Editor's Note: Take a look at more recorded webinars from Proformative: Corporate Finance Cloud Technology Webinar, Corporate Performance Management Webinar, Job Interview Skills Webinar, Successful Job Interviews Webinar and Alternatives To QuickBooks & Spreadsheets Webinar.

So throughout the years, what I've done is come up with this concept called a "Business Alignment Model" or BAM, for short, and the idea behind this thing is you just have a structure of what you're doing as an organization. Encompassed with this is what I've been talking about: your mission and vision, your strategy, your initiatives, and then your projects and your key tactics.

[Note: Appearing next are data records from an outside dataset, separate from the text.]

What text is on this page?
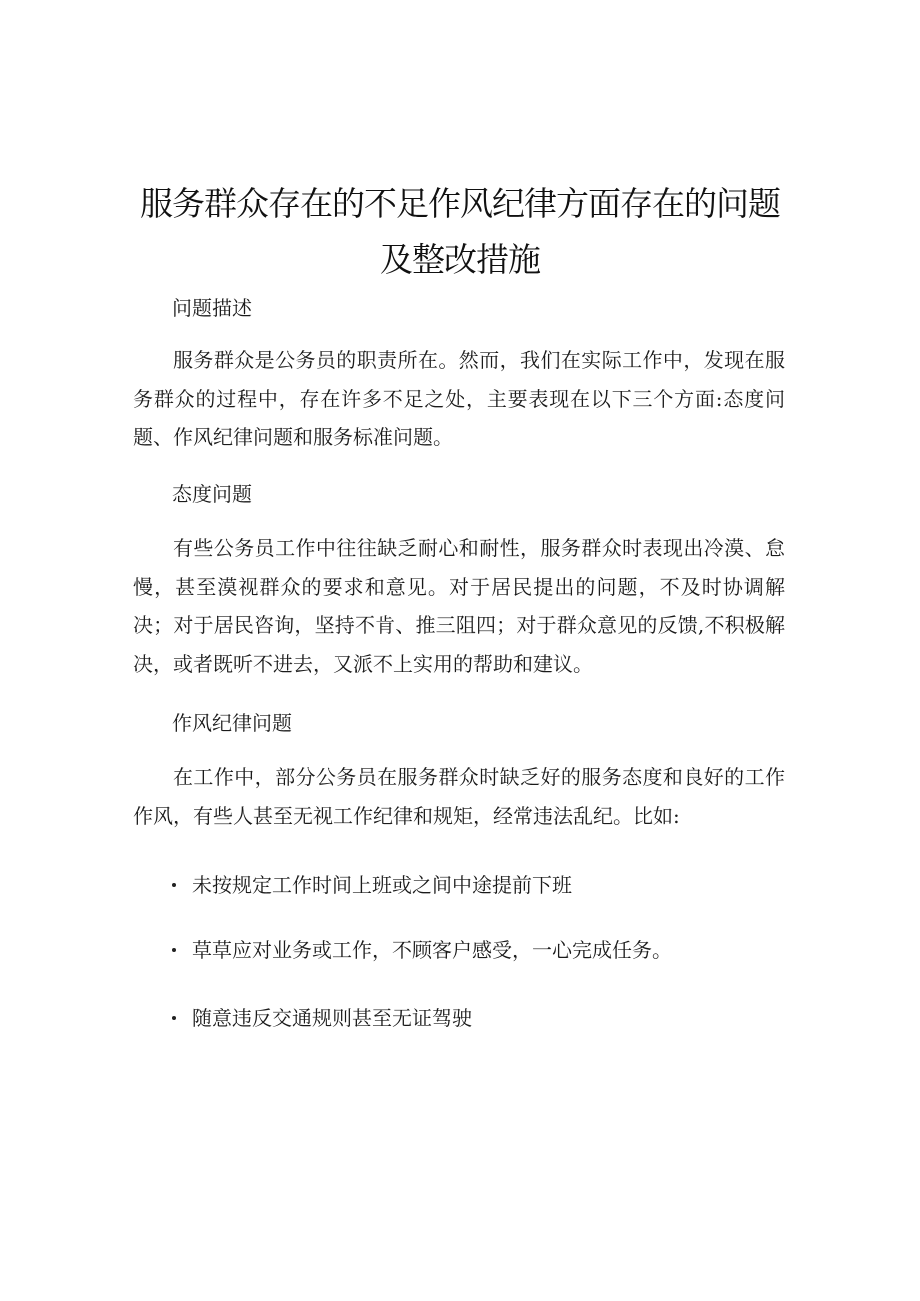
服务群众存在的不足作风纪律方面存在的问题
及整改措施
问题描述
服务群众是公务员的职责所在。然而，我们在实际工作中，发现在服务群众的过程中，存在许多不足之处，主要表现在以下三个方面:态度问题、作风纪律问题和服务标准问题。
态度问题
有些公务员工作中往往缺乏耐心和耐性，服务群众时表现出冷漠、怠慢，甚至漠视群众的要求和意见。对于居民提出的问题，不及时协调解决；对于居民咨询，坚持不肯、推三阻四；对于群众意见的反馈,不积极解决，或者既听不进去，又派不上实用的帮助和建议。
作风纪律问题
在工作中，部分公务员在服务群众时缺乏好的服务态度和良好的工作作风，有些人甚至无视工作纪律和规矩，经常违法乱纪。比如:
未按规定工作时间上班或之间中途提前下班
草草应对业务或工作，不顾客户感受，一心完成任务。
随意违反交通规则甚至无证驾驶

It's interesting, I've always been very proud of this. I thought it was obviously a little ego building, "Hey this is very unique and nobody could have thought of these." I give these comments to organizations I work with either as a full time employees or as part of Key Edward and somebody made the comment once, she said "Oh, I get it. This is kind of like a closet organizer" and I thought "Okay, well, suffice to say it, that might even be more apropos." It's just like a closet organizer.

What's the mission and vision? It's a little tongue in cheek. There's a little cartoon there and a bunch of pirates there and they're saying "Rob,pillage and drink rum. That's pretty much our mission statement in a nut shell." You need to know what that is, but then I think you need to build of that as an organization.

Once you kind of, and we know this, the mission and vision is established and you put your wording around it.